Oscars are great, but I would suggest some other type of cichlid in that size tank.

tropfish
08-24-2007, 03:18 PM
I totally agree fishguy. Don't get a fish if you can't give it the conditions to thrive.

cocoa_pleco
08-24-2007, 03:24 PM
and if you already made the mistake of puting a large fish in a small tank, either buy a larger one (most times 55g and up) or sell it.

TowBoater
08-24-2007, 11:21 PM
Yup, I think me and fishguy are almost always on the same page but he explains it a tad better.:ezpi_wink1:

Lady Hobbs
08-25-2007, 03:53 PM
I think people, when the think of tank sizes, always think of the length. They don't consider the length of the fish and the width of the tank in their plans.

They must be able to turn around.

genitor
08-25-2007, 06:15 PM
When thinking about which size tank for which fish I always think tank dimensions and then calculate the gallons afterwards to see what it works out to. Here is a very useful link that gives a guide to calculating tank size for a given fish.

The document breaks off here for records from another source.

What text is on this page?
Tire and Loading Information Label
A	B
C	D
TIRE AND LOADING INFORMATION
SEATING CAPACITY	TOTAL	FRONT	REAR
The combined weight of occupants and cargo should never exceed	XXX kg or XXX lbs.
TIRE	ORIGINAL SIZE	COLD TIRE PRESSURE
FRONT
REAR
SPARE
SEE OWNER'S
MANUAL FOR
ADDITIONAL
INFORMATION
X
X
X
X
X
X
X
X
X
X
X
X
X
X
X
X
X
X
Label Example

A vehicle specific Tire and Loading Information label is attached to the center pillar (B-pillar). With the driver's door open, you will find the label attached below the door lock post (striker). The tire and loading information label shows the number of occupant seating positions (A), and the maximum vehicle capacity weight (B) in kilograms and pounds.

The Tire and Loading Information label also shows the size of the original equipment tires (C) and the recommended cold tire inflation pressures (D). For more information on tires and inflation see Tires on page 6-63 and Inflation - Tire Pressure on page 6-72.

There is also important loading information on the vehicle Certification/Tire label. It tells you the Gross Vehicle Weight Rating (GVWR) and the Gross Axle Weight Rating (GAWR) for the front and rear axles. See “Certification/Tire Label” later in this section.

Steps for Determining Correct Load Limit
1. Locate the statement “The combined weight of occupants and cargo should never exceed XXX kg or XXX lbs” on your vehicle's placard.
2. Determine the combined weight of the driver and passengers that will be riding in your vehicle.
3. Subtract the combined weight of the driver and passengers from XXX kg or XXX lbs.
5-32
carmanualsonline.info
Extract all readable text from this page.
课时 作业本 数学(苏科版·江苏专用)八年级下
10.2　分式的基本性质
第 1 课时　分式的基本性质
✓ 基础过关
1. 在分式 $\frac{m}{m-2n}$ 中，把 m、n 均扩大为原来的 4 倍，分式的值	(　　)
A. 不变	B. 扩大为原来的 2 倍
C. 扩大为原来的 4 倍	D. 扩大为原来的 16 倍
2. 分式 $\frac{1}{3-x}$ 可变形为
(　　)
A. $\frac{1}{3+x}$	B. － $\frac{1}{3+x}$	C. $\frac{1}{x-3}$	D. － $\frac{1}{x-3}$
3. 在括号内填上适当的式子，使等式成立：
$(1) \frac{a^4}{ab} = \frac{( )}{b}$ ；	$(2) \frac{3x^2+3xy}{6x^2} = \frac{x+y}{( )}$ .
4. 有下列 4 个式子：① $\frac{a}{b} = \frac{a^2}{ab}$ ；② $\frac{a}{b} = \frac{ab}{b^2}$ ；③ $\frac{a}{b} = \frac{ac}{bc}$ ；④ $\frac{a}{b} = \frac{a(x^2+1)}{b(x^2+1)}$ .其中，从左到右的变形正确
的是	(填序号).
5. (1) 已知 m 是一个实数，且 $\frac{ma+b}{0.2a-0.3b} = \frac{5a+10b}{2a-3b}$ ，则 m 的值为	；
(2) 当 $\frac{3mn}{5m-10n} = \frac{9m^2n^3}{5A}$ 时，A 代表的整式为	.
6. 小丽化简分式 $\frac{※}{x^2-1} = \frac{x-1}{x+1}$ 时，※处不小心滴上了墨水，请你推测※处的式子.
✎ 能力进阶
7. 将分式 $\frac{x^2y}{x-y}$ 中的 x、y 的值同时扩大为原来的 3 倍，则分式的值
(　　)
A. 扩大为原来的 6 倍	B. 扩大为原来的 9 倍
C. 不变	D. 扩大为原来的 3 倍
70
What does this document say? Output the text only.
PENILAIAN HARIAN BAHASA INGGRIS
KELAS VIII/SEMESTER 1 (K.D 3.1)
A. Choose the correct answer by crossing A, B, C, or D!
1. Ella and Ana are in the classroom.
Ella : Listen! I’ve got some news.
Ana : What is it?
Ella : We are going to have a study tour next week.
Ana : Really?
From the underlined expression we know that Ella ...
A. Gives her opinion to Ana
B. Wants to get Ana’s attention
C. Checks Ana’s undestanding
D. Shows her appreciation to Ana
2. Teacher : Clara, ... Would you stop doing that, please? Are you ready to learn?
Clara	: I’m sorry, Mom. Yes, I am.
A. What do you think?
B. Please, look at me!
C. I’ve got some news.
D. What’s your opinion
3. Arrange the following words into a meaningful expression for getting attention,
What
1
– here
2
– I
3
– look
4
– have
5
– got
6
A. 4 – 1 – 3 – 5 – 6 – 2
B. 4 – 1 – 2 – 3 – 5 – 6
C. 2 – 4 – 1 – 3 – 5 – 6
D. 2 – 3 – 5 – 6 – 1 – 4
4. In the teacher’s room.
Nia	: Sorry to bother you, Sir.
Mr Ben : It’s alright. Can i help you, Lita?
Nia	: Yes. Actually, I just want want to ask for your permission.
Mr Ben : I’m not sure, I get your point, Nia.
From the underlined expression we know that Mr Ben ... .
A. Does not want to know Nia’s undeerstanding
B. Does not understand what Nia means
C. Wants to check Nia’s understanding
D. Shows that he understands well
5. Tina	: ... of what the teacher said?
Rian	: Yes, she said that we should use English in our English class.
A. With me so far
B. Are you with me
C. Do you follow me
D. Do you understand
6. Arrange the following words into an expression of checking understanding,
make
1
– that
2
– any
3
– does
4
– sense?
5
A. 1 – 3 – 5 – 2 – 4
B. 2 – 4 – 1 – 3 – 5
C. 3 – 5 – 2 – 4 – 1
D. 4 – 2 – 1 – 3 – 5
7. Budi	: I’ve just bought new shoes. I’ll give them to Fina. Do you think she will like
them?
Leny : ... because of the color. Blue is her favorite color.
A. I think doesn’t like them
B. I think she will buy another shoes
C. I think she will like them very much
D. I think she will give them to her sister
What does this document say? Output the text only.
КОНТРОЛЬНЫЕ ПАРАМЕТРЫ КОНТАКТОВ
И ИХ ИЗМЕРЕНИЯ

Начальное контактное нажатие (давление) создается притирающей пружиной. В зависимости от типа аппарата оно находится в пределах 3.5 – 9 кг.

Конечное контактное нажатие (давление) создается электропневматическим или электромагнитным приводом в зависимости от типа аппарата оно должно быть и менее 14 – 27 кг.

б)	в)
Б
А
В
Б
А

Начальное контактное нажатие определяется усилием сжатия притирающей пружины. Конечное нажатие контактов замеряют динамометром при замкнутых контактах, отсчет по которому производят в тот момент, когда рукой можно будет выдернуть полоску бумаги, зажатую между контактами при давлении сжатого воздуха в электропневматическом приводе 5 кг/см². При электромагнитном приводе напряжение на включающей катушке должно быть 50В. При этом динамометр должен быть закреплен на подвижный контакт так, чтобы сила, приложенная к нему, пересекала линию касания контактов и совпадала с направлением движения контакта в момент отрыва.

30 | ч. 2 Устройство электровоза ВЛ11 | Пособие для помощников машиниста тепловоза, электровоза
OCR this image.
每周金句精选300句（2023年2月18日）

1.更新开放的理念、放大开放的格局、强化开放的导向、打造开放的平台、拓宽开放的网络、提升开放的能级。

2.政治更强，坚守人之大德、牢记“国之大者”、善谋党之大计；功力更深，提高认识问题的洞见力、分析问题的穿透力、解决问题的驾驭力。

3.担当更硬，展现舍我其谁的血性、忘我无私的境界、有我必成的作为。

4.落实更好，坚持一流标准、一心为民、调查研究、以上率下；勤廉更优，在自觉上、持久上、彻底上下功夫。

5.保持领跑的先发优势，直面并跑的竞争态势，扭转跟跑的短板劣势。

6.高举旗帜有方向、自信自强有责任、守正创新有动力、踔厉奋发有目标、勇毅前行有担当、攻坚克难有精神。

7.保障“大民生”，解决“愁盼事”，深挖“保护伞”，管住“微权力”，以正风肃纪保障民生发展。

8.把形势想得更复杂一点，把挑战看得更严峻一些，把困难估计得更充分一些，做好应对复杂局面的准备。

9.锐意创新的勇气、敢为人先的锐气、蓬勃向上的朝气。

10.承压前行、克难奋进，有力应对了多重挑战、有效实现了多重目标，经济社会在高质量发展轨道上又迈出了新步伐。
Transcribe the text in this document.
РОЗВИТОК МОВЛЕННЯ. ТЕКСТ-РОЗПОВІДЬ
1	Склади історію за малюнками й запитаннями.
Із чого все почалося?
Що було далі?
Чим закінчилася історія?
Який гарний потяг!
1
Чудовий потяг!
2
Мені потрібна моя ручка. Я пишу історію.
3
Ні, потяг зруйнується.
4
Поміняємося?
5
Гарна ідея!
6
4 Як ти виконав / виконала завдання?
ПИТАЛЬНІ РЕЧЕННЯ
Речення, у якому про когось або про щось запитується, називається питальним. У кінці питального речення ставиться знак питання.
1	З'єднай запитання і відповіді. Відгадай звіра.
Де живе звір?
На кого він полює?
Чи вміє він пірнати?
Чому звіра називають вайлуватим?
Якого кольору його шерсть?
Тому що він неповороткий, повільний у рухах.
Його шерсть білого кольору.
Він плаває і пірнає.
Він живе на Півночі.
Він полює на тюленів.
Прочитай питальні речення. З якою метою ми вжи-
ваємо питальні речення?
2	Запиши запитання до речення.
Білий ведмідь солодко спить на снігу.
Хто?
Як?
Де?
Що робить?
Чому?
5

http://malawicichlids.com/mw01019.htm

zackish
08-25-2007, 07:47 PM
I definitely could not see a full grown oscar in my 29g he couldn't even turn around.
But as far as your water change and cleaning schedule you sound good. Maybe get a better filter. Since you have been keeping oscars for a long time maybe consider something new in your 55gallon? A community or cichlid tank?

freshwaterfishlover
08-26-2007, 01:51 AM
1 Oscar in a 55. 2 in a 75 or up.

cocoa_pleco
08-26-2007, 02:01 AM
1 Oscar in a 55. 2 in a 75 or up.


again we need to go to the dimensions issue. a standard 55g width makes it hard to a oscar to turn around

Fishguy2727
08-26-2007, 01:25 PM
In any setup the fish should not be any longer than the width of the tank. There are a few exceptions where really long fish do not need the width because of the way they turn around (best example is eels, they don't stay straight as they turn around). So let's see, oscar: 15-18"+ and 55 gallon tank: 12" interior width. 12 is less than 15, so they should not be put in a 55. Yes, of course you can cram one into a 55, but that is not helping them thrive. I can cram my guests into a small walk-in closet to sleep in for the night, but they probably won't come back to visit, at least not overnight. Oscars: 75 minimum for one or two.

2manyfish
08-26-2007, 09:07 PM
I can cram my guests into a small walk-in closet to sleep in for the night, but they probably won't come back to visit, at least not overnight.